转载请注明出处:

https://www.cnblogs.com/darkknightzh/p/12592351.html

论文:

https://arxiv.org/abs/1711.07971

第三方pytorch代码:

https://github.com/AlexHex7/Non-local_pytorch

1. non local操作

该论文定义了通用了non local操作:

${{\mathbf{y}}_{i}}=\frac{1}{C(\mathbf{x})}\sum\limits_{\forall j}{f({{\mathbf{x}}_{i}},{{\mathbf{x}}_{j}})g({{\mathbf{x}}_{j}})}$

其中i为需要计算响应的输出位置的索引,j为所有的位置。x为输入信号(图像,序列,视频等,通常为这些信号的特征),y为个x相同尺寸的输出信号。f为pairwise的函数,f计算当前i和所有j之间的关系,并得到一个标量。一元函数g计算输入信号在位置j的表征。(这段翻译起来怪怪的)。C(x)为归一化系数,用于归一化f和g的结果。

2. non local和其他操作的区别

① non local考虑到了所有的位置j。卷积操作仅考虑了当前位置的一个邻域(如核为3的一维卷积仅考虑了i-1<=j<=i+1);循环操作通常只考虑当前和上一个时间,j=i或j=i-1.

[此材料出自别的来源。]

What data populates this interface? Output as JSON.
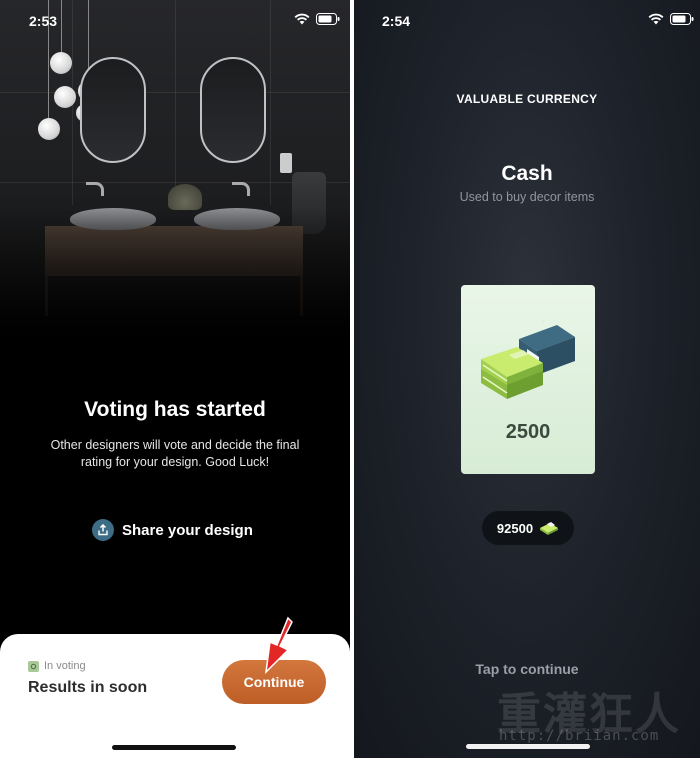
{
  "left_screen": {
    "status_time": "2:53",
    "title": "Voting has started",
    "description": "Other designers will vote and decide the final rating for your design. Good Luck!",
    "share_label": "Share your design",
    "sheet": {
      "status_label": "In voting",
      "results_text": "Results in soon",
      "continue_label": "Continue"
    }
  },
  "right_screen": {
    "status_time": "2:54",
    "section_label": "VALUABLE CURRENCY",
    "currency_title": "Cash",
    "currency_subtitle": "Used to buy decor items",
    "card_amount": "2500",
    "balance": "92500",
    "tap_to_continue": "Tap to continue"
  },
  "watermark": {
    "text": "重灌狂人",
    "url": "http://briian.com"
  },
  "colors": {
    "continue_button": "#c96a30",
    "share_icon_bg": "#3c6c86",
    "cash_card_bg": "#e2f1e0"
  },
  "icons": [
    "wifi-icon",
    "battery-icon",
    "share-icon",
    "in-voting-icon",
    "cash-stack-icon",
    "small-cash-icon",
    "red-arrow-pointer"
  ]
}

② non local根据不同位置的关系计算响应,fc使用学习到的权重。换言之,fc中,${{\mathbf{x}}_{i}}$和${{\mathbf{x}}_{j}}$之间不是函数关系,而non local中则是函数关系。

③ non local支持输入不同尺寸,并且保持输出和输入相同的尺寸;fc则需要输入和输出均为固定的尺寸,并且丢失了位置关系。

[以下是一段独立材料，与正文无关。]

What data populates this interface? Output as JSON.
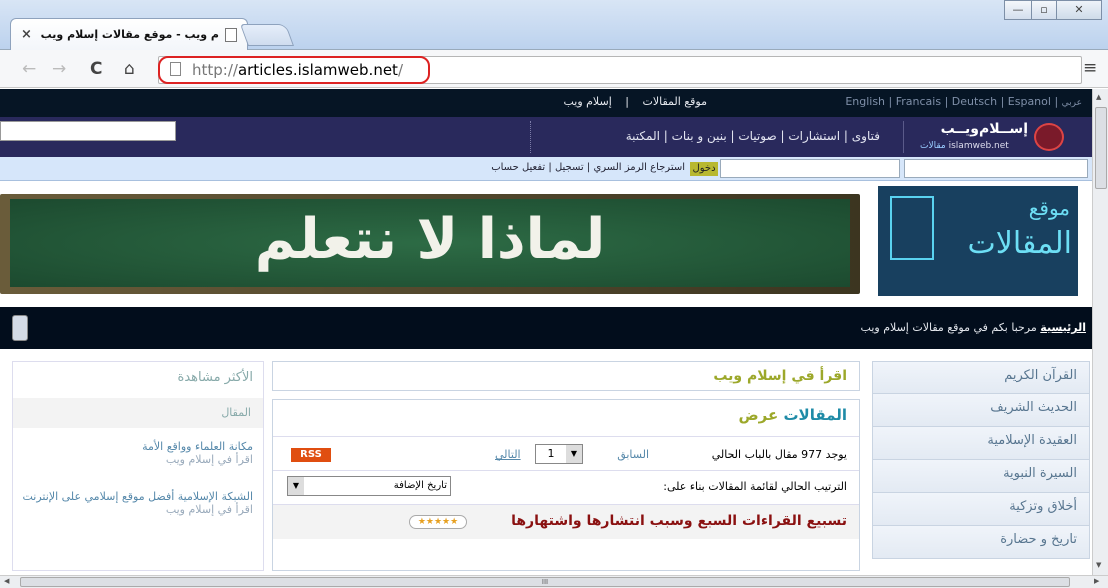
{
  "browser": {
    "tab_title": "م ويب - موقع مقالات إسلام ويب",
    "tab_close": "×",
    "url_scheme": "http://",
    "url_host": "articles.islamweb.net",
    "url_path": "/",
    "menu_icon": "≡"
  },
  "window": {
    "minimize": "—",
    "maximize": "▫",
    "close": "✕"
  },
  "topbar": {
    "langs": [
      "عربي",
      "Espanol",
      "Deutsch",
      "Francais",
      "English"
    ],
    "links": [
      "موقع المقالات",
      "إسلام ويب"
    ]
  },
  "header": {
    "logo_ar": "إســلام‌ويــب",
    "logo_sub": "مقالات",
    "logo_en": "islamweb.net",
    "nav": "فتاوى | استشارات | صوتيات | بنين و بنات | المكتبة"
  },
  "login": {
    "login_btn": "دخول",
    "recover": "استرجاع الرمز السري",
    "register": "تسجيل",
    "activate": "تفعيل حساب"
  },
  "banner": {
    "headline": "لماذا لا نتعلم",
    "site_label": "موقع",
    "site_name": "المقالات"
  },
  "breadcrumb": {
    "home": "الرئيسية",
    "welcome": "مرحبا بكم في موقع مقالات إسلام ويب"
  },
  "sidebar": {
    "items": [
      "القرآن الكريم",
      "الحديث الشريف",
      "العقيدة الإسلامية",
      "السيرة النبوية",
      "أخلاق وتزكية",
      "تاريخ و حضارة"
    ]
  },
  "main": {
    "read_title": "اقرأ في إسلام ويب",
    "view_title_a": "عرض",
    "view_title_b": "المقالات",
    "count_text": "يوجد 977 مقال بالباب الحالي",
    "prev": "السابق",
    "page": "1",
    "next": "التالي",
    "rss": "RSS",
    "sort_label": "الترتيب الحالي لقائمة المقالات بناء على:",
    "sort_value": "تاريخ الإضافة",
    "article_title": "تسبيع القراءات السبع وسبب انتشارها واشتهارها",
    "stars": "★★★★★"
  },
  "popular": {
    "title": "الأكثر مشاهدة",
    "col": "المقال",
    "items": [
      {
        "title": "مكانة العلماء وواقع الأمة",
        "src": "اقرأ في إسلام ويب"
      },
      {
        "title": "الشبكة الإسلامية أفضل موقع إسلامي على الإنترنت",
        "src": "اقرأ في إسلام ويب"
      }
    ]
  },
  "scroll": {
    "h_grip": "III"
  }
}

④ non local可以用在网络的早期部分,fc通常用在网络最后。

3. f和g的形式

3.1 g的形式

为简单起见,只考虑g为线性形式,$g({{\mathbf{x}}_{j}})\text{=}{{W}_{g}}{{\mathbf{x}}_{j}}$,${{W}_{g}}$为需要学习的权重向量,在空域可以使用1*1conv实现,在空间时间域(如时间序列的图像)可以通过1*1*1的卷积实现。

3.2 f为gaussian

$f({{\mathbf{x}}_{i}},{{\mathbf{x}}_{j}})\text{=}{{e}^{\mathbf{x}_{i}^{T}{{\mathbf{x}}_{j}}}}$

其中$\mathbf{x}_{i}^{T}{{\mathbf{x}}_{j}}$为点乘,因为点乘在深度学习平台中更易实现(欧式距离也可以)。此时归一化系数$C(\mathbf{x})=\sum\nolimits_{\forall j}{f({{\mathbf{x}}_{i}},{{\mathbf{x}}_{j}})}$

3.3 f为embedded Gaussian

$f({{\mathbf{x}}_{i}},{{\mathbf{x}}_{j}})\text{=}{{e}^{\theta {{({{\mathbf{x}}_{i}})}^{T}}\phi ({{\mathbf{x}}_{j}})}}$

其中$\theta ({{\mathbf{x}}_{i}})\text{=}{{W}_{\theta }}{{\mathbf{x}}_{i}}$,$\phi ({{\mathbf{x}}_{j}})\text{=}{{W}_{\phi }}{{\mathbf{x}}_{j}}$,此时$C(\mathbf{x})=\sum\nolimits_{\forall j}{f({{\mathbf{x}}_{i}},{{\mathbf{x}}_{j}})}$

self attention模块和non local的关系:可以认为self attention为embedded Gaussian的特殊形式,如给定i,$\frac{1}{C(\mathbf{x})}f({{\mathbf{x}}_{i}},{{\mathbf{x}}_{j}})$沿着j维度变成了计算softmax。此时$\mathbf{y}=softmax({{\mathbf{x}}^{T}}W_{\theta }^{T}{{W}_{\phi }}\mathbf{x})g(\mathbf{x})$,即为self attention的形式。

3.4 点乘

f可以定义为点乘的相似度(此处使用embedded的形式):

$f({{\mathbf{x}}_{i}},{{\mathbf{x}}_{j}})\text{=}\theta {{({{\mathbf{x}}_{i}})}^{T}}\phi ({{\mathbf{x}}_{j}})$

此时,归一化系数$C(\mathbf{x})=N$,N为x中所有位置的数量,而不是f的sum,这样可以简化梯度的计算。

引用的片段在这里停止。